The general objective in the ÖAMTC IT Security sector was to improve options  based around response and visibility, even if the preventive approach used so far has worked satisfactorily. “That’s why I have long tried to bring together the possibility of a response and the topics of SIEM and services, which could be used as a basis to be built around, as well as looking to the possibility of a response and searching on the market for solutions”, said Christoph Pertl about his mission to find a suitable solution. However, classic SIEM (Security Information and Event Management) solutions have proven to be overkill for an association like the ÖAMTC. Many systems on the market offer services that include alerts, but no response. Ultimately, he found the advantages of FireEye’s portfolio of endpoint security, network security and the Helix security platform to be impressive: “In the end, the decision was made, knowing that the comprehensive know-how of the internationally active group FireEye was combined with IKARUS as a regional partner for implementation and service“, summarises Christoph Pertl. The idea of using an Austrian company in the security environment as part of the overall concept was viewed positively, especially since there are regional differences compared to the larger global world. Christoph Pertl describes his idea from a philosophical point of view:

“From an IT security point of view, the available environment should meet modern requirements for innovation, flexibility and stability. This only works if you can see what is happening so that you can take targeted measures. In terms of a purely preventative approach, I have to block what is dangerous, but if I invest in visibility, I can allow more, take a closer look, and therefore maintain control”.

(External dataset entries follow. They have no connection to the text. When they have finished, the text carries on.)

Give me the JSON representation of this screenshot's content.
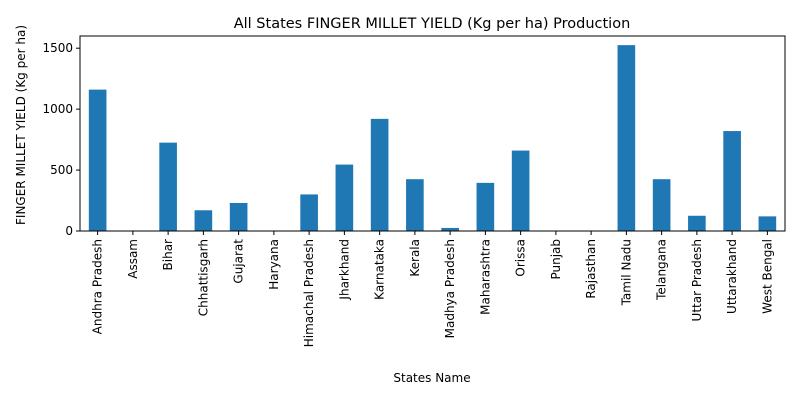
{
  "chart_data": {
    "type": "bar",
    "title": "All States FINGER MILLET YIELD (Kg per ha) Production",
    "xlabel": "States Name",
    "ylabel": "FINGER MILLET YIELD (Kg per ha)",
    "ylim": [
      0,
      1600
    ],
    "yticks": [
      "0",
      "500",
      "1000",
      "1500"
    ],
    "grid": false,
    "bar_color": "#1f77b4",
    "categories": [
      "Andhra Pradesh",
      "Assam",
      "Bihar",
      "Chhattisgarh",
      "Gujarat",
      "Haryana",
      "Himachal Pradesh",
      "Jharkhand",
      "Karnataka",
      "Kerala",
      "Madhya Pradesh",
      "Maharashtra",
      "Orissa",
      "Punjab",
      "Rajasthan",
      "Tamil Nadu",
      "Telangana",
      "Uttar Pradesh",
      "Uttarakhand",
      "West Bengal"
    ],
    "values": [
      1160,
      0,
      725,
      170,
      230,
      0,
      300,
      545,
      920,
      425,
      25,
      395,
      660,
      0,
      0,
      1525,
      425,
      125,
      820,
      120
    ]
  }
}
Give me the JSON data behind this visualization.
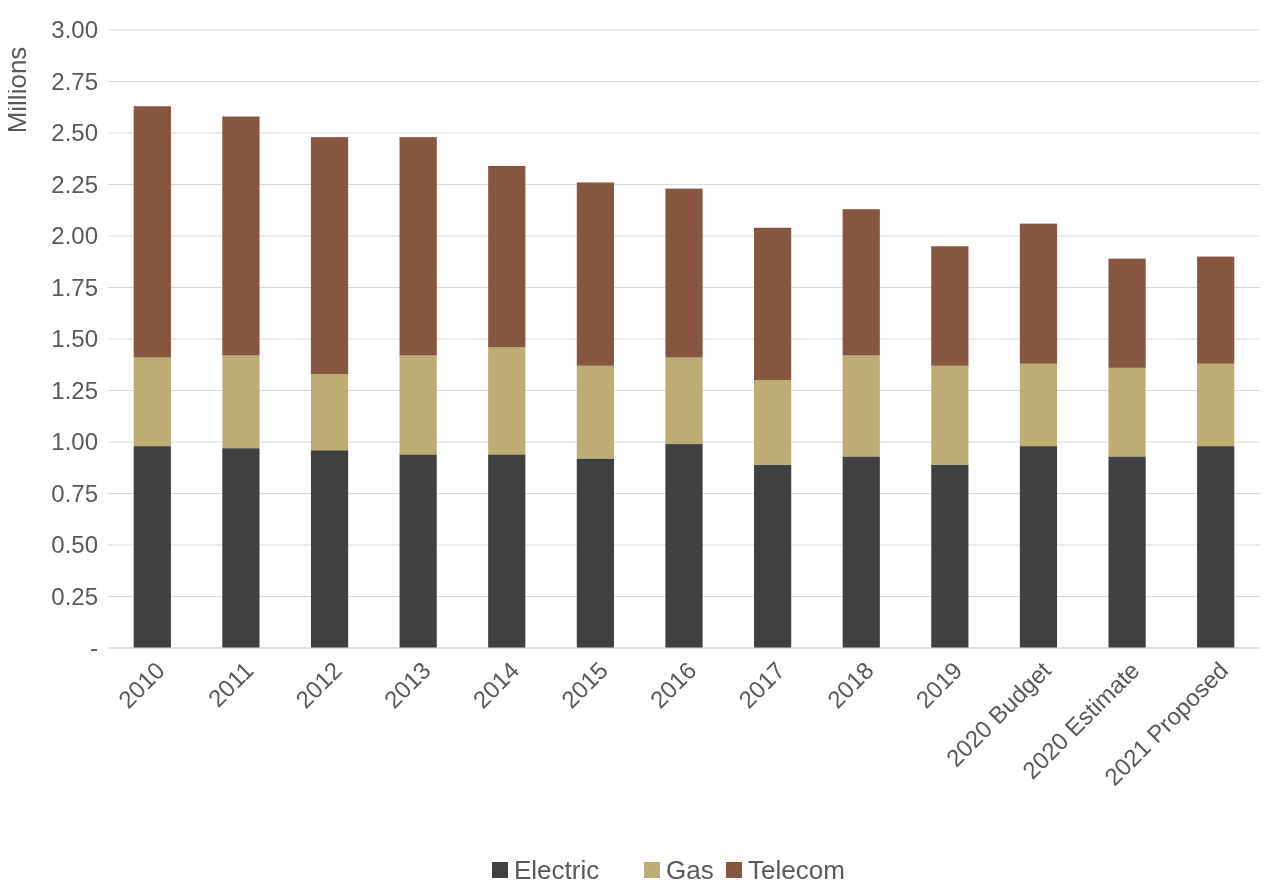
{
  "chart_data": {
    "type": "bar",
    "stacked": true,
    "ylabel": "Millions",
    "categories": [
      "2010",
      "2011",
      "2012",
      "2013",
      "2014",
      "2015",
      "2016",
      "2017",
      "2018",
      "2019",
      "2020 Budget",
      "2020 Estimate",
      "2021 Proposed"
    ],
    "series": [
      {
        "name": "Electric",
        "color": "#404040",
        "values": [
          0.98,
          0.97,
          0.96,
          0.94,
          0.94,
          0.92,
          0.99,
          0.89,
          0.93,
          0.89,
          0.98,
          0.93,
          0.98
        ]
      },
      {
        "name": "Gas",
        "color": "#bdad74",
        "values": [
          0.43,
          0.45,
          0.37,
          0.48,
          0.52,
          0.45,
          0.42,
          0.41,
          0.49,
          0.48,
          0.4,
          0.43,
          0.4
        ]
      },
      {
        "name": "Telecom",
        "color": "#875640",
        "values": [
          1.22,
          1.16,
          1.15,
          1.06,
          0.88,
          0.89,
          0.82,
          0.74,
          0.71,
          0.58,
          0.68,
          0.53,
          0.52
        ]
      }
    ],
    "ylim": [
      0,
      3
    ],
    "yticks": [
      {
        "value": 0,
        "label": "-"
      },
      {
        "value": 0.25,
        "label": "0.25"
      },
      {
        "value": 0.5,
        "label": "0.50"
      },
      {
        "value": 0.75,
        "label": "0.75"
      },
      {
        "value": 1,
        "label": "1.00"
      },
      {
        "value": 1.25,
        "label": "1.25"
      },
      {
        "value": 1.5,
        "label": "1.50"
      },
      {
        "value": 1.75,
        "label": "1.75"
      },
      {
        "value": 2,
        "label": "2.00"
      },
      {
        "value": 2.25,
        "label": "2.25"
      },
      {
        "value": 2.5,
        "label": "2.50"
      },
      {
        "value": 2.75,
        "label": "2.75"
      },
      {
        "value": 3,
        "label": "3.00"
      }
    ],
    "grid": "y",
    "legend": "bottom"
  }
}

With FireEye, you know that you have an international company behind you, which is equipped full of resources if necessary. We also find that cooperating with the IKARUS Service is very positive and reassuring because of their availability and flexibility. “To be able to have a direct contact person just a few hundred metres away, if necessary, is great”, explains Christoph Pertl.

Initial experience

Recently, we did actually have an incident. Through a previously used endpoint security solution that was planned to coexist and be in use, we analysed a file and received a warning that a Trojan was detected. Before the new solution was in place, we would have totally believed that the incident existed and manually tried to find out from other log sources where it came from. We wouldn’t have known if any damage had been done before and what that damage might have been. We would have had to manually scan affected systems using additional engines, and look at network log files to check whether connections to the outside world had taken place etc. This would have taken a long time and the result probably wouldn’t have been good”. As it was, some of the systems already had the FireEye Endpoint Client installed and so we were able to tell exactly whether any register keys were changed or processes were streamlined, and we quickly found out that there weren’t any issues reported a very happy Christoph Pertl.

Future plans

“It will be exciting,” concludes Christoph Pertl. “A lot has been invested in the last few years. Now all companies have to make savings depending on their situation, but especially given the current situation, we are hugely dependent on IT infrastructures. Otherwise, if you think about it, the ‘home office’ scenario wouldn’t have worked out so well. “Due to the current crisis, it is impossible to predict whether digitization will continue as rapidly after the crisis as it did before. But what is certain, is that the security of data, devices and production systems is more relevant than ever.